Sejalan dengan itu, penguatan kapasitas fiskal daerah pun masih cukup berat. Ujung-ujungnya, pemda masih mengandalkan transfer langsung dari pemerintah pusat yang kian membebani Anggaran Pendapatan dan Belanja Negara (APBN).

Apalagi, mengacu pada Peraturan Menteri Keuangan (PMK) No. 193/PMK.07/2022 tentang Peta Kapasitas Fiskal Daerah, jumlah kabupaten/kota yang memiliki tingkat fiskal cukup rapuh terus meningkat.

Aturan tersebut menuliskan, jumlah kabupaten/kota yang memiliki kapasitas fiskal rendah atau sangat rendah mencapai 259, meningkat dibandingkan dalam PMK No. 116/PMK.07/2021 tentang Peta Kapasitas Fiskal Daerah yang sebanyak 255 kabupaten/kota.

Dalam kaitan ini, Menteri Dalam Negeri Muhammad Tito Karnavian mendorong pemda untuk memperkuat kemandirian fiskal yang direfleksikan melalui lebih tingginya porsi PAD dibandingkan dengan transfer dari pemerintah pusat.

Menurutnya, kunci utama untuk meningkatkan PAD adalah menghidupkan sektor swasta. Upaya tersebut dapat dilakukan dengan memberikan insentif kemudahan berusaha kepada para investor.

“Ini betul-betul, mohon betul disampaikan kepada seluruh jajaran ,” kata Tito Mendagri dalam acara perayaan 23 Tahun Asosiasi Pemerintah Kabupaten Seluruh Indonesia (Apkasi), akhir pekan lalu.

Dia menegaskan, hal yang dbutuhkan investor, baik dalam negeri maupun luar negeri adalah kemudahan berusaha. Karena itu, daerah yang masih mempersulit masuknya investor tidak akan berkembang.
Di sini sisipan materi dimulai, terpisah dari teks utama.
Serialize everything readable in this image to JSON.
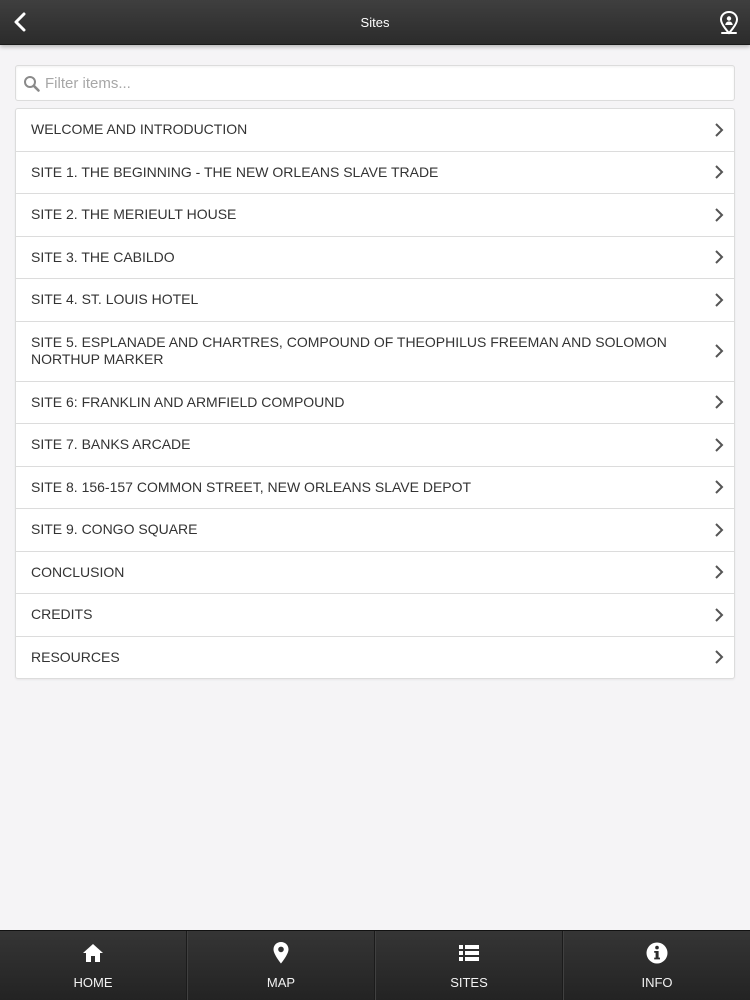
{
  "header": {
    "title": "Sites",
    "back_icon": "chevron-left-icon",
    "location_icon": "map-pin-person-icon"
  },
  "search": {
    "placeholder": "Filter items...",
    "value": "",
    "icon": "search-icon"
  },
  "sites": {
    "items": [
      {
        "label": "WELCOME AND INTRODUCTION"
      },
      {
        "label": "SITE 1. THE BEGINNING - THE NEW ORLEANS SLAVE TRADE"
      },
      {
        "label": "SITE 2. THE MERIEULT HOUSE"
      },
      {
        "label": "SITE 3. THE CABILDO"
      },
      {
        "label": "SITE 4. ST. LOUIS HOTEL"
      },
      {
        "label": "SITE 5. ESPLANADE AND CHARTRES, COMPOUND OF THEOPHILUS FREEMAN AND SOLOMON NORTHUP MARKER"
      },
      {
        "label": "SITE 6: FRANKLIN AND ARMFIELD COMPOUND"
      },
      {
        "label": "SITE 7. BANKS ARCADE"
      },
      {
        "label": "SITE 8. 156-157 COMMON STREET, NEW ORLEANS SLAVE DEPOT"
      },
      {
        "label": "SITE 9. CONGO SQUARE"
      },
      {
        "label": "CONCLUSION"
      },
      {
        "label": "CREDITS"
      },
      {
        "label": "RESOURCES"
      }
    ]
  },
  "tabbar": {
    "tabs": [
      {
        "label": "HOME",
        "icon": "home-icon"
      },
      {
        "label": "MAP",
        "icon": "map-pin-icon"
      },
      {
        "label": "SITES",
        "icon": "list-icon"
      },
      {
        "label": "INFO",
        "icon": "info-icon"
      }
    ]
  },
  "colors": {
    "bar_background": "#2f2f2f",
    "page_background": "#f5f4f6",
    "list_border": "#dcdcdc",
    "text": "#333333"
  }
}
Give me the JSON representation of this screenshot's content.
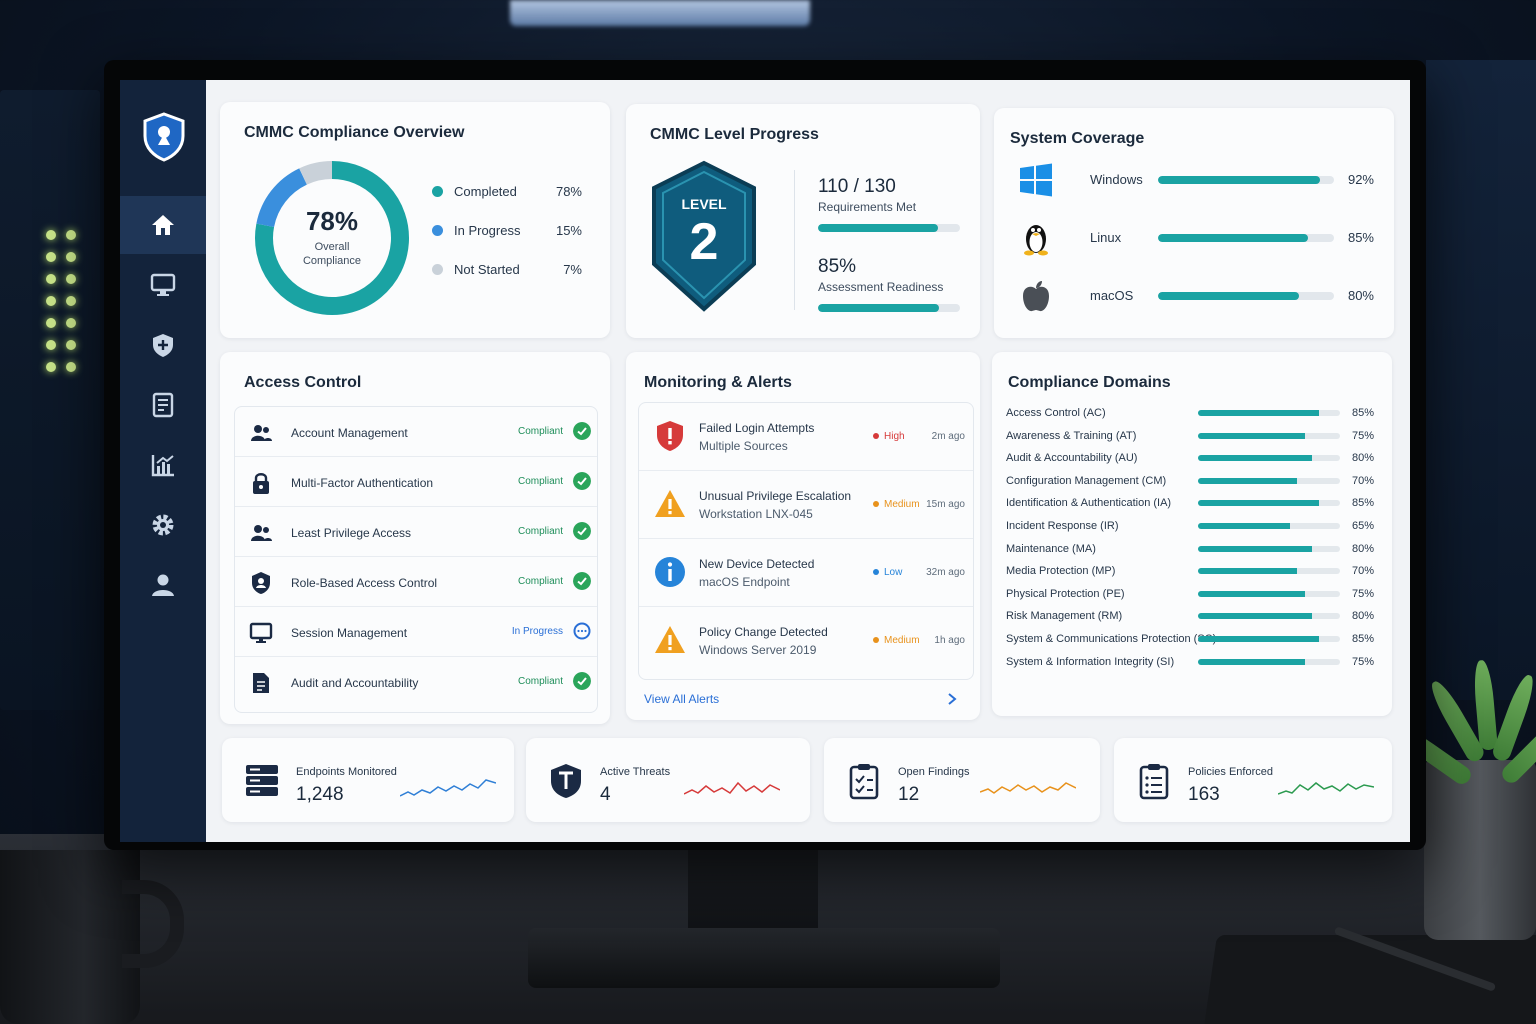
{
  "overview": {
    "title": "CMMC Compliance Overview",
    "donut_value": "78%",
    "donut_line1": "Overall",
    "donut_line2": "Compliance",
    "segments": [
      {
        "label": "Completed",
        "pct": "78%",
        "value": 78,
        "color": "#1aa3a3"
      },
      {
        "label": "In Progress",
        "pct": "15%",
        "value": 15,
        "color": "#3a8fdd"
      },
      {
        "label": "Not Started",
        "pct": "7%",
        "value": 7,
        "color": "#c9d1d9"
      }
    ]
  },
  "level": {
    "title": "CMMC Level Progress",
    "badge_word": "LEVEL",
    "badge_number": "2",
    "req_value": "110 / 130",
    "req_label": "Requirements Met",
    "req_fraction": 0.846,
    "readiness_value": "85%",
    "readiness_label": "Assessment Readiness",
    "readiness_fraction": 0.85
  },
  "coverage": {
    "title": "System Coverage",
    "items": [
      {
        "icon": "windows-icon",
        "name": "Windows",
        "pct": "92%",
        "value": 0.92
      },
      {
        "icon": "linux-icon",
        "name": "Linux",
        "pct": "85%",
        "value": 0.85
      },
      {
        "icon": "apple-icon",
        "name": "macOS",
        "pct": "80%",
        "value": 0.8
      }
    ]
  },
  "access": {
    "title": "Access Control",
    "items": [
      {
        "icon": "users-icon",
        "name": "Account Management",
        "status": "Compliant"
      },
      {
        "icon": "lock-icon",
        "name": "Multi-Factor Authentication",
        "status": "Compliant"
      },
      {
        "icon": "users-icon",
        "name": "Least Privilege Access",
        "status": "Compliant"
      },
      {
        "icon": "shield-user-icon",
        "name": "Role-Based Access Control",
        "status": "Compliant"
      },
      {
        "icon": "monitor-icon",
        "name": "Session Management",
        "status": "In Progress"
      },
      {
        "icon": "document-icon",
        "name": "Audit and Accountability",
        "status": "Compliant"
      }
    ]
  },
  "alerts": {
    "title": "Monitoring & Alerts",
    "items": [
      {
        "icon": "shield-alert-icon",
        "title": "Failed Login Attempts",
        "subtitle": "Multiple Sources",
        "severity": "High",
        "sev_color": "#d63a3a",
        "time": "2m ago"
      },
      {
        "icon": "warning-icon",
        "title": "Unusual Privilege Escalation",
        "subtitle": "Workstation LNX-045",
        "severity": "Medium",
        "sev_color": "#e8921c",
        "time": "15m ago"
      },
      {
        "icon": "info-icon",
        "title": "New Device Detected",
        "subtitle": "macOS Endpoint",
        "severity": "Low",
        "sev_color": "#2684d9",
        "time": "32m ago"
      },
      {
        "icon": "warning-icon",
        "title": "Policy Change Detected",
        "subtitle": "Windows Server 2019",
        "severity": "Medium",
        "sev_color": "#e8921c",
        "time": "1h ago"
      }
    ],
    "view_all": "View All Alerts"
  },
  "domains": {
    "title": "Compliance Domains",
    "items": [
      {
        "name": "Access Control (AC)",
        "pct": "85%",
        "value": 0.85
      },
      {
        "name": "Awareness & Training (AT)",
        "pct": "75%",
        "value": 0.75
      },
      {
        "name": "Audit & Accountability (AU)",
        "pct": "80%",
        "value": 0.8
      },
      {
        "name": "Configuration Management (CM)",
        "pct": "70%",
        "value": 0.7
      },
      {
        "name": "Identification & Authentication (IA)",
        "pct": "85%",
        "value": 0.85
      },
      {
        "name": "Incident Response (IR)",
        "pct": "65%",
        "value": 0.65
      },
      {
        "name": "Maintenance (MA)",
        "pct": "80%",
        "value": 0.8
      },
      {
        "name": "Media Protection (MP)",
        "pct": "70%",
        "value": 0.7
      },
      {
        "name": "Physical Protection (PE)",
        "pct": "75%",
        "value": 0.75
      },
      {
        "name": "Risk Management (RM)",
        "pct": "80%",
        "value": 0.8
      },
      {
        "name": "System & Communications Protection (SC)",
        "pct": "85%",
        "value": 0.85
      },
      {
        "name": "System & Information Integrity (SI)",
        "pct": "75%",
        "value": 0.75
      }
    ]
  },
  "kpis": [
    {
      "icon": "server-icon",
      "label": "Endpoints Monitored",
      "value": "1,248",
      "color": "#2f7fd6"
    },
    {
      "icon": "threat-shield-icon",
      "label": "Active Threats",
      "value": "4",
      "color": "#d63a3a"
    },
    {
      "icon": "clipboard-check-icon",
      "label": "Open Findings",
      "value": "12",
      "color": "#e8921c"
    },
    {
      "icon": "clipboard-list-icon",
      "label": "Policies Enforced",
      "value": "163",
      "color": "#2b9a4f"
    }
  ],
  "sidebar": {
    "items": [
      "home-icon",
      "monitor-icon",
      "shield-icon",
      "report-icon",
      "analytics-icon",
      "settings-icon",
      "user-icon"
    ]
  }
}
Menurutnya, salah satu langkah yang bisa ditempuh oleh pemda adalah dengan menyediakan fasilitas fiskal yang menarik bagi investor, yang juga telah diatur dalam PP No. 35/2023.

Dalam regulasi yang diundangkan 16 Juni 2023 itu, pemda memiliki kewenangan besar untuk mengucurkan diskon pajak dan retribusi untuk investor. Baik pengurangan, penundaan pembayaran, hingga penghapusan denda atas pajak dan retribusi.

Tito menambahkan, selain sektor usaha berskala besar, upaya peningkatan PAD juga dapat dilakukan dengan menghidupkan sektor usaha mikro, kecil, dan menengah (UMKM).

“UMKM perlu dihidupkan, diberikan insentif, jangan dipersulit, jangan belum apa-apa baru mau buka saja sudah ditarik retribusi,” ujarnya.